でも、それは大きな落とし穴。プロだからこそ、陥りやすい罠について、お話しします。

親の介護の相談は、あなた自身が「家族」として、地域包括支援センターやケアマネジャーを頼ってください。

なぜ福祉職は、抱え込みやすいのか

専門知識があるからこそ、こんな思考に陥りがちです。

  • 「やり方が分かるから、自分でできる」
  • 「人に頼むより、自分のほうが上手にできる」
  • 「プロなのに、人に頼るなんて」というプライド
  • 周りも「あなたは専門家だから大丈夫」と思い込む

知識があることが、かえって「一人で背負う」方向に働いてしまうのです。

「仕事」と「家族の介護」は、別物

ここが、いちばん大切なポイントです。

  • 仕事の介護 — 客観的に、距離を持って関われる
  • 親の介護 — 感情が絡み、冷静ではいられない

同じ「介護」でも、自分の親となると、まったく違います。プロとしての技術があっても、「娘」としての感情の負担は、別にのしかかってきます。

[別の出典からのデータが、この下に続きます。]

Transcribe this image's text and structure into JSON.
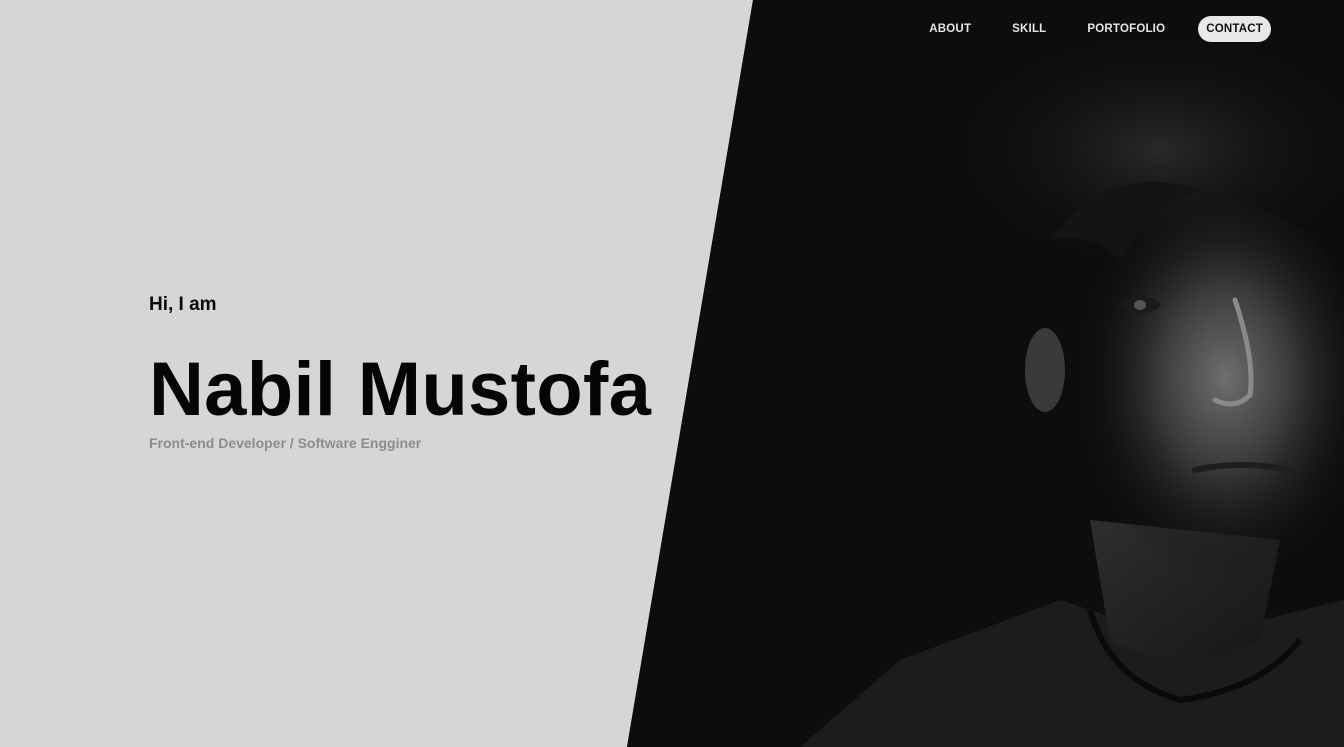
{
  "nav": {
    "items": [
      {
        "label": "ABOUT"
      },
      {
        "label": "SKILL"
      },
      {
        "label": "PORTOFOLIO"
      },
      {
        "label": "CONTACT"
      }
    ]
  },
  "hero": {
    "greeting": "Hi, I am",
    "name": "Nabil Mustofa",
    "role": "Front-end Developer / Software Engginer"
  },
  "colors": {
    "background": "#d6d6d6",
    "photo_background": "#0c0c0c",
    "text": "#050505",
    "subtitle": "#8c8c8c",
    "nav_active_bg": "#e8e8e8"
  },
  "photo": {
    "description_icon": "portrait-photo"
  }
}
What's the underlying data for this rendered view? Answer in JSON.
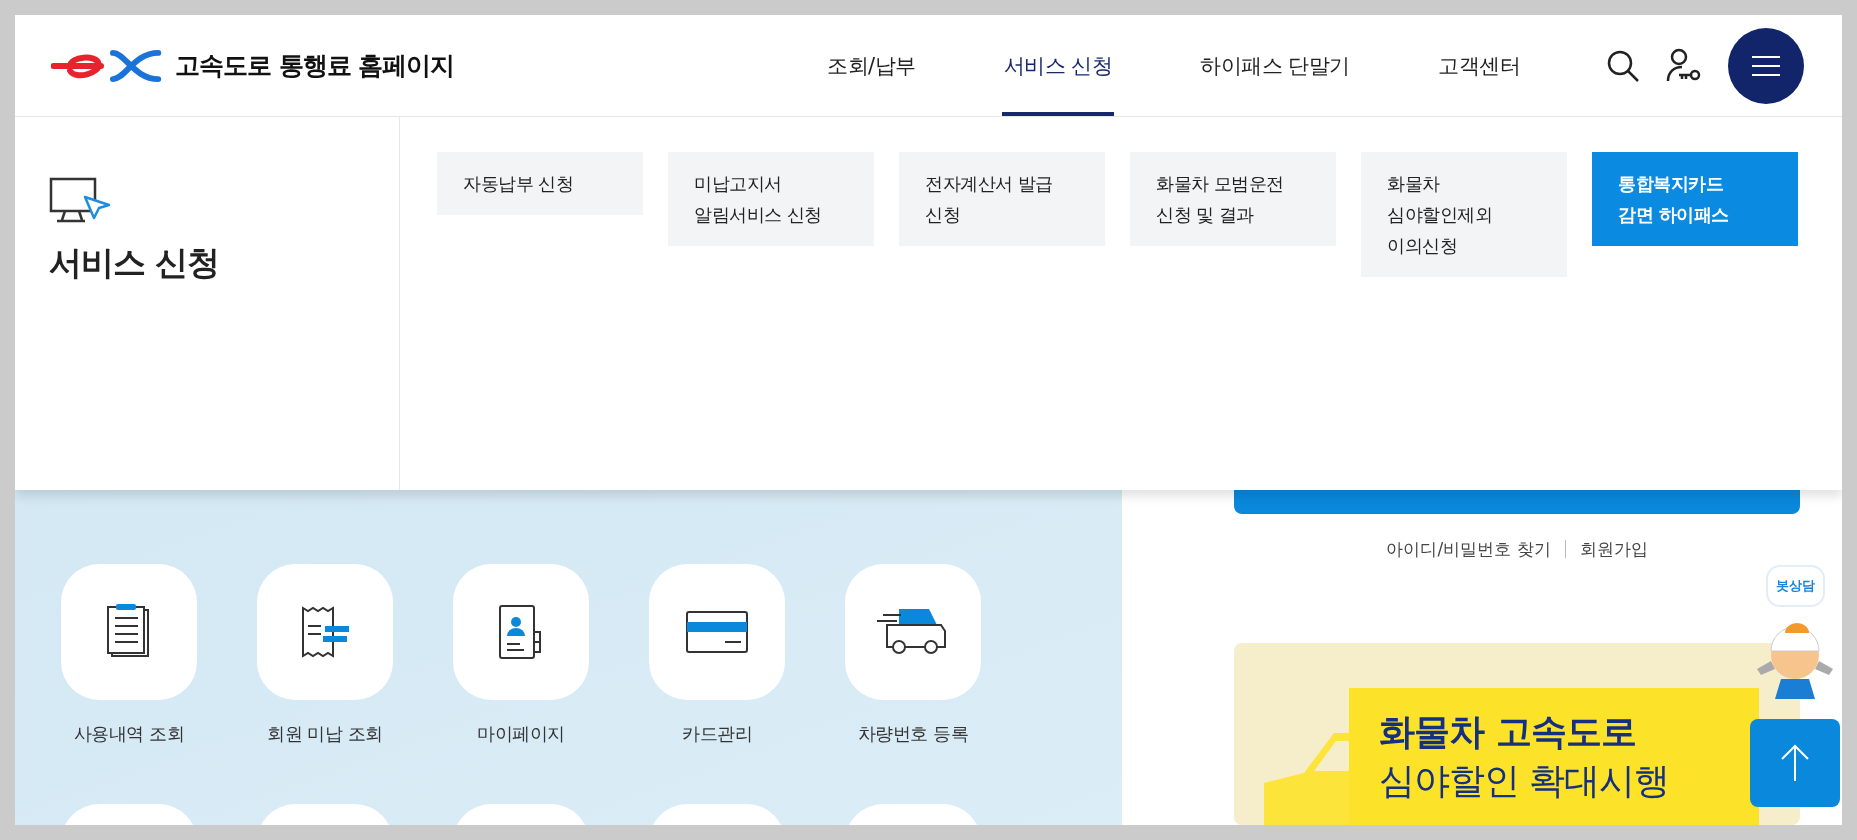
{
  "header": {
    "site_title": "고속도로 통행료 홈페이지",
    "nav": [
      {
        "label": "조회/납부",
        "selected": false
      },
      {
        "label": "서비스 신청",
        "selected": true
      },
      {
        "label": "하이패스 단말기",
        "selected": false
      },
      {
        "label": "고객센터",
        "selected": false
      }
    ]
  },
  "mega_menu": {
    "title": "서비스 신청",
    "items": [
      {
        "lines": [
          "자동납부 신청"
        ],
        "highlighted": false
      },
      {
        "lines": [
          "미납고지서",
          "알림서비스 신청"
        ],
        "highlighted": false
      },
      {
        "lines": [
          "전자계산서 발급",
          "신청"
        ],
        "highlighted": false
      },
      {
        "lines": [
          "화물차 모범운전",
          "신청 및 결과"
        ],
        "highlighted": false
      },
      {
        "lines": [
          "화물차",
          "심야할인제외",
          "이의신청"
        ],
        "highlighted": false
      },
      {
        "lines": [
          "통합복지카드",
          "감면 하이패스"
        ],
        "highlighted": true
      }
    ]
  },
  "services": [
    {
      "kind": "receipt-list",
      "label": "사용내역 조회"
    },
    {
      "kind": "bill",
      "label": "회원 미납 조회"
    },
    {
      "kind": "profile",
      "label": "마이페이지"
    },
    {
      "kind": "card",
      "label": "카드관리"
    },
    {
      "kind": "car",
      "label": "차량번호 등록"
    }
  ],
  "account_links": [
    "아이디/비밀번호 찾기",
    "회원가입"
  ],
  "banner": {
    "line_1": "화물차 고속도로",
    "line_2": "심야할인 확대시행"
  },
  "chatbot": {
    "bubble": "봇상담"
  }
}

親の介護では、あなたは「プロ」である前に、一人の「娘」。感情の負担は、知識では消せない。

プロだからこそ、上手に頼る

本当のプロは、「自分で全部やる」のではなく、「適切に人に任せる」ことを知っています。

  • 自分は「家族」の立場で、ケアマネジャーに任せる
  • 客観的な第三者を、間に入れる
  • 自分の心と体の限界を、誰より自覚する

知識があるなら、その知識を「上手に頼るため」に使ってください。

「共倒れ」を防ぐ

福祉職は、もともと責任感が強く、自分を後回しにしがちな人が多いものです。仕事でも疲れているのに、家でも介護を一人で背負えば、必ず限界が来ます。

あなたが倒れたら、親も困ります。自分を守ることが、結局は親を守ることになります。

今日から

「自分でできるから」と抱え込みそうになったら、思い出してください。

プロだからこそ、上手に頼る。親の前では、あなたは娘。

知識は、一人で背負うためではなく、賢く頼るために使う。あなた自身を、どうか大切にしてください。